Perhaps the most interesting dynamic in Seagate’s acquisition is how Seagate merges or manages Maxtor’s enterprise-class product portfolio. The migration path is clear: 3.5in 10K ‘ 3.5in 15K ‘ 2.5in 10K ‘ 2.5in 15K. The longevity of the 3.5in 10,000rpm drive is what is in question. How long will Seagate keep Maxtor’s 3.5in 10,000rpm SAS program alive? IDC believes the company will honor any commitments made by Maxtor, but ultimately will allow that particular enterprise-class HDD platform to fade away, albeit at a pace likely to be governed by its current customers.

Meanwhile, ATA drives increasingly will penetrate the data center as users learn how properly to deploy and leverage desktop-class, capacity-oriented HDDs in enterprise environments. IDC estimates roughly two million ATA drives shipped into storage arrays (those storage systems having three or more HDDs) in 2005 with an average capacity of approximately 290GB per drive. By 2010, over 15 million ATA HDD units will ship into enterprise storage arrays with an average capacity greater than 800GB. As a result, shipments of ATA TBs into enterprise storage arrays will grow at a compound annual growth rate of nearly 90% from 2005 to 2010 to support a tidal wave of new digitized information in data centers. Note that these numbers do not include the ATA drives consumed in one- and two-drive servers or high-performance workstations.

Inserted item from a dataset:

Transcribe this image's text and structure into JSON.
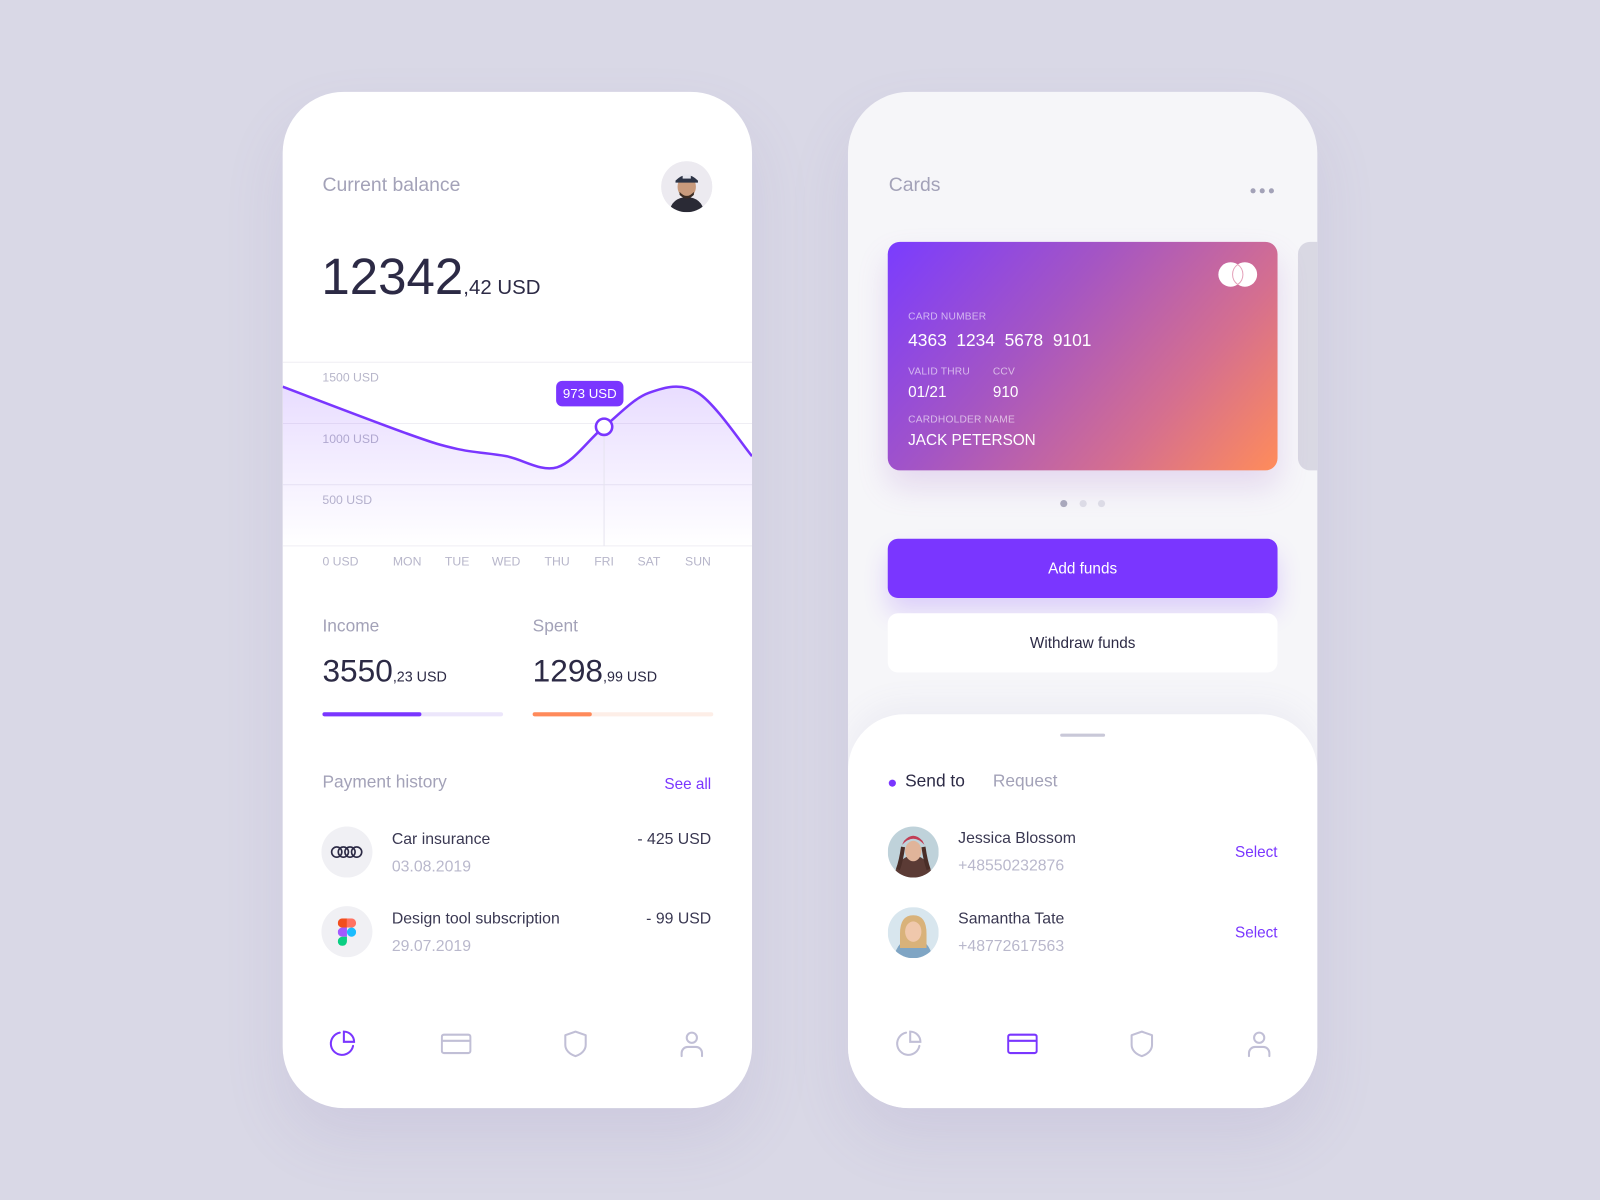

Figures 1 and 2 delineate IDC’s forecast regarding interface and spinspeed transitions for HDD units shipped into enterprise applications from 2005 to 2010. These figures include aftermarket units shipped as upgrades or replacements.


Figure 1
HDD shipments by Interface Share into Enterprise Applications 2004 – 2010



Figure 2
HDD shipments by RPM Share into Enterprise Applications 2004 – 2010



A Bit more on SAS

2006 should be the first year for significant volumes of SAS drives. Less than 100,000 SAS drives had shipped by the end of 1Q06. However, based on system OEM launch plans for new SAS-based solutions, IDC expects SAS HDDs to ship in the millions during the 2H06.

The adoption of SAS is somewhat correlated with 2.5in enterprise-class drives, though not entirely. The adoption dynamic is also correlated to internal versus external storage arrays. The benefits of 2.5in drives surround more efficient cooling, power conservation, and I/O density. The smaller SAS connector also is more advantageous when considering 2.5in drives. These dynamics, when considered in aggregate, provide a compelling integration strategy for internal server storage.

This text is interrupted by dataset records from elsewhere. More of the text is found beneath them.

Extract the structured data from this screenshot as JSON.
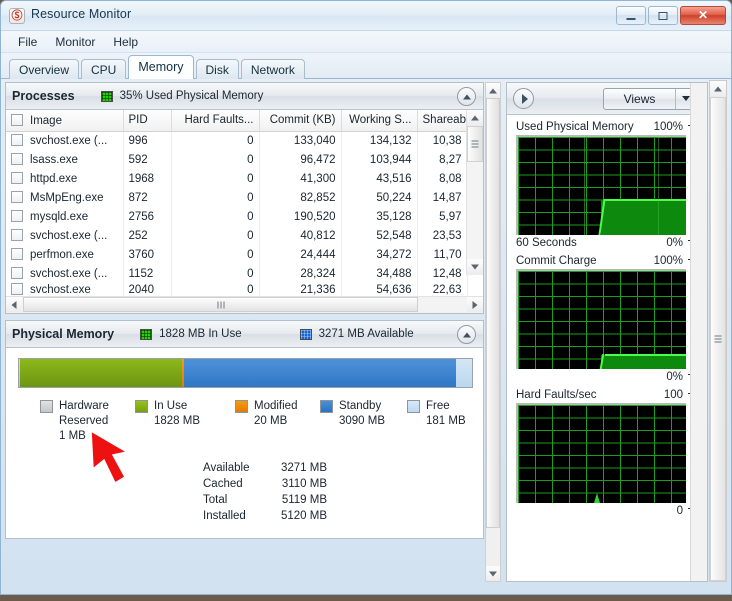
{
  "window": {
    "title": "Resource Monitor",
    "icon": "app-icon",
    "minimize_label": "",
    "maximize_label": "",
    "close_label": "✕"
  },
  "menu": {
    "items": [
      {
        "label": "File"
      },
      {
        "label": "Monitor"
      },
      {
        "label": "Help"
      }
    ]
  },
  "tabs": {
    "items": [
      {
        "label": "Overview",
        "active": false
      },
      {
        "label": "CPU",
        "active": false
      },
      {
        "label": "Memory",
        "active": true
      },
      {
        "label": "Disk",
        "active": false
      },
      {
        "label": "Network",
        "active": false
      }
    ]
  },
  "processes": {
    "title": "Processes",
    "header_stat": "35% Used Physical Memory",
    "columns": [
      "Image",
      "PID",
      "Hard Faults...",
      "Commit (KB)",
      "Working S...",
      "Shareable |"
    ],
    "rows": [
      {
        "image": "svchost.exe (...",
        "pid": "996",
        "hard_faults": "0",
        "commit": "133,040",
        "working_set": "134,132",
        "shareable": "10,38"
      },
      {
        "image": "lsass.exe",
        "pid": "592",
        "hard_faults": "0",
        "commit": "96,472",
        "working_set": "103,944",
        "shareable": "8,27"
      },
      {
        "image": "httpd.exe",
        "pid": "1968",
        "hard_faults": "0",
        "commit": "41,300",
        "working_set": "43,516",
        "shareable": "8,08"
      },
      {
        "image": "MsMpEng.exe",
        "pid": "872",
        "hard_faults": "0",
        "commit": "82,852",
        "working_set": "50,224",
        "shareable": "14,87"
      },
      {
        "image": "mysqld.exe",
        "pid": "2756",
        "hard_faults": "0",
        "commit": "190,520",
        "working_set": "35,128",
        "shareable": "5,97"
      },
      {
        "image": "svchost.exe (...",
        "pid": "252",
        "hard_faults": "0",
        "commit": "40,812",
        "working_set": "52,548",
        "shareable": "23,53"
      },
      {
        "image": "perfmon.exe",
        "pid": "3760",
        "hard_faults": "0",
        "commit": "24,444",
        "working_set": "34,272",
        "shareable": "11,70"
      },
      {
        "image": "svchost.exe (...",
        "pid": "1152",
        "hard_faults": "0",
        "commit": "28,324",
        "working_set": "34,488",
        "shareable": "12,48"
      },
      {
        "image": "svchost.exe",
        "pid": "2040",
        "hard_faults": "0",
        "commit": "21,336",
        "working_set": "54,636",
        "shareable": "22,63"
      }
    ]
  },
  "physical_memory": {
    "title": "Physical Memory",
    "in_use_stat": "1828 MB In Use",
    "available_stat": "3271 MB Available",
    "bar_segments": [
      {
        "name": "hardware-reserved",
        "color": "#cccccc",
        "percent": 0.02
      },
      {
        "name": "in-use",
        "color": "#7da915",
        "percent": 35.7
      },
      {
        "name": "modified",
        "color": "#e88606",
        "percent": 0.5
      },
      {
        "name": "standby",
        "color": "#3b83cd",
        "percent": 60.3
      },
      {
        "name": "free",
        "color": "#c6dff3",
        "percent": 3.5
      }
    ],
    "legend": [
      {
        "label_line1": "Hardware",
        "label_line2": "Reserved",
        "value": "1 MB",
        "color": "#cccccc"
      },
      {
        "label_line1": "In Use",
        "label_line2": "",
        "value": "1828 MB",
        "color": "#7da915"
      },
      {
        "label_line1": "Modified",
        "label_line2": "",
        "value": "20 MB",
        "color": "#e88606"
      },
      {
        "label_line1": "Standby",
        "label_line2": "",
        "value": "3090 MB",
        "color": "#3b83cd"
      },
      {
        "label_line1": "Free",
        "label_line2": "",
        "value": "181 MB",
        "color": "#c6dff3"
      }
    ],
    "stats": [
      {
        "key": "Available",
        "value": "3271 MB"
      },
      {
        "key": "Cached",
        "value": "3110 MB"
      },
      {
        "key": "Total",
        "value": "5119 MB"
      },
      {
        "key": "Installed",
        "value": "5120 MB"
      }
    ]
  },
  "views": {
    "label": "Views"
  },
  "chart_data": [
    {
      "type": "area",
      "title": "Used Physical Memory",
      "ymax_label": "100%",
      "ymin_label": "0%",
      "xlabel": "60 Seconds",
      "ylim": [
        0,
        100
      ],
      "grid": true,
      "series": [
        {
          "name": "Used Physical Memory",
          "values": [
            0,
            0,
            0,
            0,
            0,
            0,
            35,
            35,
            35,
            35,
            35,
            35
          ]
        }
      ],
      "color": "#0d8a0d"
    },
    {
      "type": "area",
      "title": "Commit Charge",
      "ymax_label": "100%",
      "ymin_label": "0%",
      "xlabel": "",
      "ylim": [
        0,
        100
      ],
      "grid": true,
      "series": [
        {
          "name": "Commit Charge",
          "values": [
            0,
            0,
            0,
            0,
            0,
            0,
            14,
            14,
            14,
            14,
            14,
            14
          ]
        }
      ],
      "color": "#0d8a0d"
    },
    {
      "type": "line",
      "title": "Hard Faults/sec",
      "ymax_label": "100",
      "ymin_label": "0",
      "xlabel": "",
      "ylim": [
        0,
        100
      ],
      "grid": true,
      "series": [
        {
          "name": "Hard Faults/sec",
          "values": [
            0,
            0,
            0,
            0,
            0,
            6,
            0,
            0,
            0,
            0,
            0,
            0
          ]
        }
      ],
      "color": "#0d8a0d"
    }
  ]
}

Today’s external storage arrays tend to focus on capacity – the more the better. 3.5in drives will always have a capacity advantage over 2.5in drives. Thus, if the priority is capacity, then 3.5in drives will be preferred. However, the fact that SAS silicon controls SATA drives offers a compelling dynamic. That is, a storage array can integrate both SAS and SATA drives on a single SAS backplane without any worries or costs related to bridging SATA drives. This has been an issue with Fibre Channel (FC) systems in the past. However, recent advances in the FC protocol have helped to mitigate this additional cost penalty of bridging SATA drives to FC. Also, HDD vendor willingness to provide high-capacity, low-cost FC drives prolongs the life of FC-based external storage. In the end, the transition to SAS will be stronger in internal storage and then progress to external storage over time.

The market for HDDs looks good across all segments within the industry, from enterprise storage, to PCs, to consumer electronics. The various HDD transitions within the enterprise market will be impacted by pricing, HDD vendor product portfolio decisions, and the success of storage system OEM product launches integrating the various types of drives available to them. There are benefits and compromises to any strategy. However, cost, convenience, and compatibility tend to be high on the priority list of end users.